Determinou então que levaria o Diogo para casa. “Nunca me passou pela cabeça deixá-lo num lar”, relembra o ex-cuidador. Mas o processo foi burocraticamente difícil e exigiu autorização de várias especialidades. Quando enfrentou resistência, manteve-se firme: “se não chamarem a ambulância, chamo eu”. Depois de instalado o material necessário e concluído o longo circuito administrativo, regressaram finalmente a casa e a evolução do filho surpreendeu os médicos. Ganhou novamente expressão facial e recuperou parte da tonicidade muscular. Começou a reagir: chorava, mas os sorrisos voltaram a aparecer também.

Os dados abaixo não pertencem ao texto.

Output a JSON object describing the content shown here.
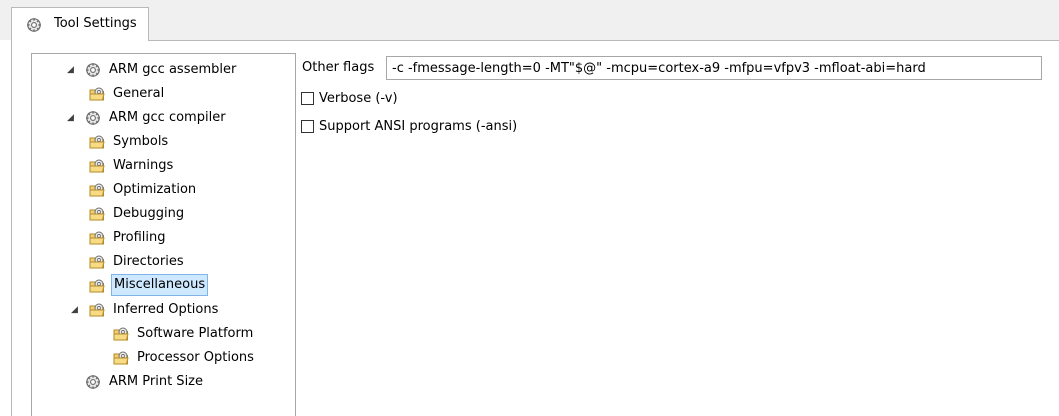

Bernardino reorganizou a sua vida para ser cuidador a tempo inteiro. Antes da doença do filho já ajustara horários e empregos para o acompanhar, mas a partir daí a dedicação tornou-se exclusiva. Pediu o Estatuto de Cuidador Informal, processo que decorreu sem entraves online, embora demorasse meses a refletir-se nos pagamentos da Segurança Social. Considera que a falta de informação é um dos maiores entraves para famílias em situações semelhantes. “Para cobrar, o Estado sabe sempre onde estamos. Para ajudar, já não”, lamenta.
O pai recusou sempre isolar o filho. Levava-o à praia, a passear, mantinha rotinas, falava com ele “como se conversassem os dois”. Sabe que quem passava por eles podia achar estranho, mas nunca se importou. “No meu mundo, estávamos só eu e o meu filho”, recorda.
Hoje, quando revisita o percurso, resume-o em duas palavras: amor e dedicação. Rejeita classificações de “super pai” e insiste que fez apenas o que qualquer pai deveria fazer. “Tudo o que fiz foi com o melhor que sabia e sempre com amor”, afirma.
O Diogo veio a falecer este ano. Quanto à imagem que deseja que o mundo retenha do Diogo, não hesita: “o sorriso”. Aquele sorriso persistente que descreve como força, ternura e vitória silenciosa sobre as limitações impostas pela vida. É essa memória que guarda, e é essa que quer que perdure.